InfoMoney E neste momento, em que estamos mudando da fabricação para a tecnologia – como o senhor disse -, onde a Tesla (TSLA34) se posiciona? Já que é uma fabricante de automóveis, mas também é uma empresa de tecnologia. Como fazer o valuation, neste caso?

Damodaran – Nos anos bons, a Tesla é vista como uma empresa de tecnologia, quando as coisas vão mal, é vista como uma empresa de manufatura. No momento, ela está na fase 2 e é possível ver isso no preço das ações. Quanto mais se fala sobre direção automatizada e carros autônomos, mais veremos o preço subir novamente. 

A Tesla está no limite entre a manufatura e a tecnologia. A mesma coisa acontece com a Nvidia. O negócio de chips é um negócio muito chato, mas a Nvidia meio que revolucionou o setor em duas dimensões.

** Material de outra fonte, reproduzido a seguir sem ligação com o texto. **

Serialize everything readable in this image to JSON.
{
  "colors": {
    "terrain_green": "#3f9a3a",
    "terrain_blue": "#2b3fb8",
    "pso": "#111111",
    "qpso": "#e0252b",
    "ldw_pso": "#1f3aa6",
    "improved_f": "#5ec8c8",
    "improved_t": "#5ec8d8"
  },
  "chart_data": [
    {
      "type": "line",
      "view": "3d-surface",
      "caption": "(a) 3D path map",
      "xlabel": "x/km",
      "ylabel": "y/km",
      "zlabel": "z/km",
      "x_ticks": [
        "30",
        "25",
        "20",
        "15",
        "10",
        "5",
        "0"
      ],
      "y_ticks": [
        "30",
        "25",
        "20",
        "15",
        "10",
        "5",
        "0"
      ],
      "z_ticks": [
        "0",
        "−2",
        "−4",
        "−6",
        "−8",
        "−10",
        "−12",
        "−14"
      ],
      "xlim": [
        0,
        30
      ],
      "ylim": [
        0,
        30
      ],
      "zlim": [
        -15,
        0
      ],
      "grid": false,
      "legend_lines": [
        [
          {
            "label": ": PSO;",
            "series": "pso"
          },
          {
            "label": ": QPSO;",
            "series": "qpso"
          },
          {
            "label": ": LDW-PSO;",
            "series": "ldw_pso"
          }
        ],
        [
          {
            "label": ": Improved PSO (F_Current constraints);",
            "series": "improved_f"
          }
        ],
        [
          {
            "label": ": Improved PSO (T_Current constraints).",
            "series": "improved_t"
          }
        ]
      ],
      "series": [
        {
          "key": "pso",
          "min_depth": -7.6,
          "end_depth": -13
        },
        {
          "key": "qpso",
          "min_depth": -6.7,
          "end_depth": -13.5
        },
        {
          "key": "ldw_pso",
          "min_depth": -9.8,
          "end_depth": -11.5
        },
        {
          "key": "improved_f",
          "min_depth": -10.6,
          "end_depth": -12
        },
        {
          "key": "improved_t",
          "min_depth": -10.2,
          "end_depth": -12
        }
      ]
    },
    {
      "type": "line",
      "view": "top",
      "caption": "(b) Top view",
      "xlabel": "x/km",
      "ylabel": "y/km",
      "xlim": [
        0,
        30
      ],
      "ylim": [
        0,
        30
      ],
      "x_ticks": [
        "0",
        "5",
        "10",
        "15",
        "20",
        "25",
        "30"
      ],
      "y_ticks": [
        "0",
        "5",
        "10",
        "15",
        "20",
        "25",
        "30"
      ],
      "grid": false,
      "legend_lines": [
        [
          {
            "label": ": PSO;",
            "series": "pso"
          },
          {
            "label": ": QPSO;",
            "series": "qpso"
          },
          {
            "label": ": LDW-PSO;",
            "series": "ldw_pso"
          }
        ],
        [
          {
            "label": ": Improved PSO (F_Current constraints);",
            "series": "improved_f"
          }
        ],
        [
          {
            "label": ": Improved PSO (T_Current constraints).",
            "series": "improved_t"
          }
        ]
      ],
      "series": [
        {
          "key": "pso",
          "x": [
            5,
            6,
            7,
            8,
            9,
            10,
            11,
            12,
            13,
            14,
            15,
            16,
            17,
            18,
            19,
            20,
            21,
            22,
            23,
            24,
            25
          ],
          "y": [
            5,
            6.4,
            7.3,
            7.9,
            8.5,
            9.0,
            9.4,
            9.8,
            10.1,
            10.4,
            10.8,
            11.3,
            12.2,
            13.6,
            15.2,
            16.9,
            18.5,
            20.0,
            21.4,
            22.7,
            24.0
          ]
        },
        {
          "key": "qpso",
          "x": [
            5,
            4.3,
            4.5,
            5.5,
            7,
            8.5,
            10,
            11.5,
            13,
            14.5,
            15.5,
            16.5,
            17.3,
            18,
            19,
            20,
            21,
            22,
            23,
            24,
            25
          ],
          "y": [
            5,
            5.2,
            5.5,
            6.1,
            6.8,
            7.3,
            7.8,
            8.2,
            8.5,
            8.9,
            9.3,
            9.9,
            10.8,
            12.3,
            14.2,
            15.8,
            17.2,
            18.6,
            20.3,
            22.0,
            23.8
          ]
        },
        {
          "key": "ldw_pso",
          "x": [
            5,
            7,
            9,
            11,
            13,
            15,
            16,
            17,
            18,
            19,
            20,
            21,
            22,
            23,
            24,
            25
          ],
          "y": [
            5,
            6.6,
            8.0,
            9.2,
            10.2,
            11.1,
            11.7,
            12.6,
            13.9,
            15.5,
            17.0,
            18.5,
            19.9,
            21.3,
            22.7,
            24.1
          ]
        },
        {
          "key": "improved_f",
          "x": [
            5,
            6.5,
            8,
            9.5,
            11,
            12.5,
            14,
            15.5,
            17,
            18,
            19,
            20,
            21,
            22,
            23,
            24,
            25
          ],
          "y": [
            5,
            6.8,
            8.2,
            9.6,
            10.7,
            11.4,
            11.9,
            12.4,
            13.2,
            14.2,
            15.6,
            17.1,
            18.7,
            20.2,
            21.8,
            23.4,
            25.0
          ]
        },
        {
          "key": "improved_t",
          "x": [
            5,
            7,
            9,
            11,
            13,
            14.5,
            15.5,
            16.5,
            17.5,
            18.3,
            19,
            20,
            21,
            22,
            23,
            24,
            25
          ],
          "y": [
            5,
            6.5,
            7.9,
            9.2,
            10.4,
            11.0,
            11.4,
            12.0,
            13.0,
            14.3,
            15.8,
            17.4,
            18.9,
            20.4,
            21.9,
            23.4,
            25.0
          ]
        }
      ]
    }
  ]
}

Primeiro, a Nvidia não fabrica seus próprios chips – ela projeta chips. É uma empresa de design. A TSMC Taiwan Semiconductors (TSMC34) fabrica todos os seus chips. Então é mais como uma empresa de tecnologia, nesse sentido. Seu conjunto de habilidades é projetar chips de última geração e agrupá-los com software que os torne melhores e mais eficientes. Portanto, não é uma Intel.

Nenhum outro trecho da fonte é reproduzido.